2. Test the performance of your implementation against the scikit-learn `GaussianNB` using missing value imputation. Test two imputation options, one univariate and one multi-variate. To help with your evaluation two versions of the penguins datasets with missing values are provided, one with 20% missing and the other with 40%.

## Penguins Dataset (20% Missing Values)

In [None]:
penguins_20 = pd.read_csv('PenguinsMV0.2.csv', index_col = 0)
penguins_20 = penguins_20.replace('?',np.nan)
print(penguins_20.shape)
penguins_20.head()

In [None]:
y = penguins_20.pop('species').values
X_raw = penguins_20.values

In [None]:
fidelity_tests(X_raw, y)

## Findings
Because the missing values probability is ignored in my case, but is imputed to the column's mean value in GaussianNB, the above dataset is less accurate than MyGaussianNB after being simple imputed and iteratively imputed. Cross validation, on the other hand, provides almost equal results for imputed  but is `less accurate` than `MyGaussianNB` with CV accuracy of 94% for MyGaussianNB and 93% for imputed GausssianNB.

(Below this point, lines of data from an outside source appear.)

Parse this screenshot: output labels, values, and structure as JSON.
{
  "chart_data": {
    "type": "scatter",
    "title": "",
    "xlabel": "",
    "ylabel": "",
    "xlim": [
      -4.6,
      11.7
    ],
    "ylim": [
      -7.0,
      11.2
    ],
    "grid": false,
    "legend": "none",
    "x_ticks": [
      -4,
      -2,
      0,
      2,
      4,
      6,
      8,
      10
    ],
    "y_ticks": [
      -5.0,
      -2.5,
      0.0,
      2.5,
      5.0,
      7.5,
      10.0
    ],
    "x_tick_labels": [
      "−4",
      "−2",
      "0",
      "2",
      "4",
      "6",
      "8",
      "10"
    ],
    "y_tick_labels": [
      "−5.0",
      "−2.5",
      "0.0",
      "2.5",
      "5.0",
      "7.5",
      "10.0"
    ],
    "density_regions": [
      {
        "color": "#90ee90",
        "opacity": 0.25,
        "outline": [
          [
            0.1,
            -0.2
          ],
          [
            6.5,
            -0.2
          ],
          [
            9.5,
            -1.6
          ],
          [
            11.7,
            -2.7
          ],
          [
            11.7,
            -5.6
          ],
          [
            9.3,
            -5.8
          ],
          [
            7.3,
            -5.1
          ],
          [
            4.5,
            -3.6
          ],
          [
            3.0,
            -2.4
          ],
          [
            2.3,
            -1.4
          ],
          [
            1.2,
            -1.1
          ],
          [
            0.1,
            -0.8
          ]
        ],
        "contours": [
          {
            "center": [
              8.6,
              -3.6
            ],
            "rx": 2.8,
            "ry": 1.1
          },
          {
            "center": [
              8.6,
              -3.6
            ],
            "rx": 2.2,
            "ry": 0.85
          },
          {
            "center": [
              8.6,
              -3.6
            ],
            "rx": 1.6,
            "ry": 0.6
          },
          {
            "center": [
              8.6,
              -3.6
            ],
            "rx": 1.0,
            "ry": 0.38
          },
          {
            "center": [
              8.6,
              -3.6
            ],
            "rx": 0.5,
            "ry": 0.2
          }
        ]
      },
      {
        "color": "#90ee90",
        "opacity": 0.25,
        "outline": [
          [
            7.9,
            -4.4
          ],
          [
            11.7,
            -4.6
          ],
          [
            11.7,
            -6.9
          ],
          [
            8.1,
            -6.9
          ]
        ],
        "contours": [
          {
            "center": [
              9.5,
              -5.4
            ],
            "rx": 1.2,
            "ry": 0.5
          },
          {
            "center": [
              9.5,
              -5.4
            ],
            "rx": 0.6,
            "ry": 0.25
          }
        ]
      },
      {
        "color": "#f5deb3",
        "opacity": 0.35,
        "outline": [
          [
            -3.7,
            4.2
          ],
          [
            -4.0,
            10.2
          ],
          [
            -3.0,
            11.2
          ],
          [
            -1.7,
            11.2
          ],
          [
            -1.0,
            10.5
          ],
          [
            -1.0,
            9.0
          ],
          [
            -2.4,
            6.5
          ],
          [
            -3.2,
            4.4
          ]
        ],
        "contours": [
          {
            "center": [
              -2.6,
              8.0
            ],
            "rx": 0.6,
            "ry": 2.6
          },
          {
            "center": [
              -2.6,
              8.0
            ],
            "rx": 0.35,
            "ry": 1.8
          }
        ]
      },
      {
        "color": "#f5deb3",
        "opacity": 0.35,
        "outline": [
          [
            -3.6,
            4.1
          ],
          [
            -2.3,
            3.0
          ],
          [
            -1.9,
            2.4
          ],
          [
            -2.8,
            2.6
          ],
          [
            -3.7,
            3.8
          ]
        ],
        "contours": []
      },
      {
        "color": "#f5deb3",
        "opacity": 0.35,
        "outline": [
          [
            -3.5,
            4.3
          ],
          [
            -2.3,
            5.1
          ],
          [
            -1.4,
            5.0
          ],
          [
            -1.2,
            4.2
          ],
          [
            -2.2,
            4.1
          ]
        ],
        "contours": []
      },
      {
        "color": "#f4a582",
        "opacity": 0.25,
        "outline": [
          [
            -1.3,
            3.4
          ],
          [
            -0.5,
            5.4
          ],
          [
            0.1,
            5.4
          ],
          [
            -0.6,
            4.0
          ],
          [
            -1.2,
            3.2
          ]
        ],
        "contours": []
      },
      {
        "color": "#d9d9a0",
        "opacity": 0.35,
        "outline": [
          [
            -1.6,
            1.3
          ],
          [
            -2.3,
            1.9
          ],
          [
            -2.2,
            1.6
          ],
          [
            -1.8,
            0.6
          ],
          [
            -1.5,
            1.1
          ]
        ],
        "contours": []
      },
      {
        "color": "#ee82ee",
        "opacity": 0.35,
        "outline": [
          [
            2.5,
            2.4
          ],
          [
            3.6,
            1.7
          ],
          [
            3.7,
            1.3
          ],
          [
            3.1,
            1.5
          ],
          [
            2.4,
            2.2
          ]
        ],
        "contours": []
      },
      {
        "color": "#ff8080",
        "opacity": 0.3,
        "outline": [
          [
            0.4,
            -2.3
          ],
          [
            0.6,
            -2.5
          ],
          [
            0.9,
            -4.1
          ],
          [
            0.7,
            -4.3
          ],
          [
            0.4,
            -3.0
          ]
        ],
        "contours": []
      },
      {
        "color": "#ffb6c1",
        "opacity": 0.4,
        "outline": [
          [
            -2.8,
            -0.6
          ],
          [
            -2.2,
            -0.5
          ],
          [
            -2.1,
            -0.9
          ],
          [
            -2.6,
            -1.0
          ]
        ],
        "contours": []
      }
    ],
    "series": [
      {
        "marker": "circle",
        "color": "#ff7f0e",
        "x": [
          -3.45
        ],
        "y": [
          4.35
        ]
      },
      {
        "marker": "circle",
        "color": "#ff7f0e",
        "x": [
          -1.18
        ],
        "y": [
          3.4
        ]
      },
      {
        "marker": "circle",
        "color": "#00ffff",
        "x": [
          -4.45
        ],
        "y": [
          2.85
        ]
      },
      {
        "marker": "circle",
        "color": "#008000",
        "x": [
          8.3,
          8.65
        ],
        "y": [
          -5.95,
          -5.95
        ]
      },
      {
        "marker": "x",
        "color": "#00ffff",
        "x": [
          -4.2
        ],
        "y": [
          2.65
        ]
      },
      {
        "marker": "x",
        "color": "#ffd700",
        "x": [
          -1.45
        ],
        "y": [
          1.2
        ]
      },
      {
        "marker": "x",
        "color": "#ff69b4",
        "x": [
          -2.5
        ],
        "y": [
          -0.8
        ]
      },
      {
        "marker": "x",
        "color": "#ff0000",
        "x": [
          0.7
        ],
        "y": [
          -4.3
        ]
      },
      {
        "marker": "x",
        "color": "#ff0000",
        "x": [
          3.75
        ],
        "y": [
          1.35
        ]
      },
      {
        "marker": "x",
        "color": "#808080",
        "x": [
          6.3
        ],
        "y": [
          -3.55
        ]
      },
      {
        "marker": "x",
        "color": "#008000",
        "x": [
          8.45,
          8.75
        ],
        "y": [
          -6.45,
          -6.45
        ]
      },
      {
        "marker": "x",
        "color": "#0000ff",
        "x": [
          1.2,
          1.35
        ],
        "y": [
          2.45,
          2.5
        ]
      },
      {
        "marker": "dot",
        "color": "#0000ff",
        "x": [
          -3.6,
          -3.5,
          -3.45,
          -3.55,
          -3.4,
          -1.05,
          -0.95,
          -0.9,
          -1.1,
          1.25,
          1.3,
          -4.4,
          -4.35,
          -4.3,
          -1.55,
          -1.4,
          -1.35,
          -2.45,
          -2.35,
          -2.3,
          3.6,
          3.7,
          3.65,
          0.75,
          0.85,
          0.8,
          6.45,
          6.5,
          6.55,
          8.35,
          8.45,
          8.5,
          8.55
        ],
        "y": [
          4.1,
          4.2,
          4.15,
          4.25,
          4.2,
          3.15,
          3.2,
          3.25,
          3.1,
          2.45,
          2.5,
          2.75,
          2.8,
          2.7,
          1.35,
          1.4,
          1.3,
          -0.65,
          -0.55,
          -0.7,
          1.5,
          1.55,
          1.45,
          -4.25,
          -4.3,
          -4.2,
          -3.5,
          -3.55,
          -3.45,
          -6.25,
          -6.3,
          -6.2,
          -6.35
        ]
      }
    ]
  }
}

## Penguins Dataset (40% Missing Values)

In [None]:
penguins_40 = pd.read_csv('PenguinsMV0.4.csv', index_col = 0)
penguins_40 = penguins_40.replace('?',np.nan)
print(penguins_40.shape)
penguins_40.head()

In [None]:
y_40 = penguins_40.pop('species').values
X_raw_40 = penguins_40.values

In [None]:
fidelity_tests(X_raw_40, y_40)

## Findings:
The above dataset after being simple imputed and Iteratively imputed is less accurate than MyGaussianNB because the missing values probability is ignored in my case but it is imputed to the mean value of the column in GaussianNB. However, cross validation yields results that are more accurate for MyGNB than the imputed  GaussianNB classifier with 87% for MyGaussianNB, 83% and 84% for univariate and multivariate imputations respectively.

## Conclusion:

It is now evident after testing the performance of `MyGaussianNB` Classifier against `GaussianNB` implementation in scikit-learn that `MyGaussianNB` is producing better accuracy than both the imputing methods on both Penguin datasets. This outcome is due to the way the imputers have strategised to replacing missing value by the mean values whereas in the case of `MyGaussianNB` the missing values are dumped in the computation of the probabilities.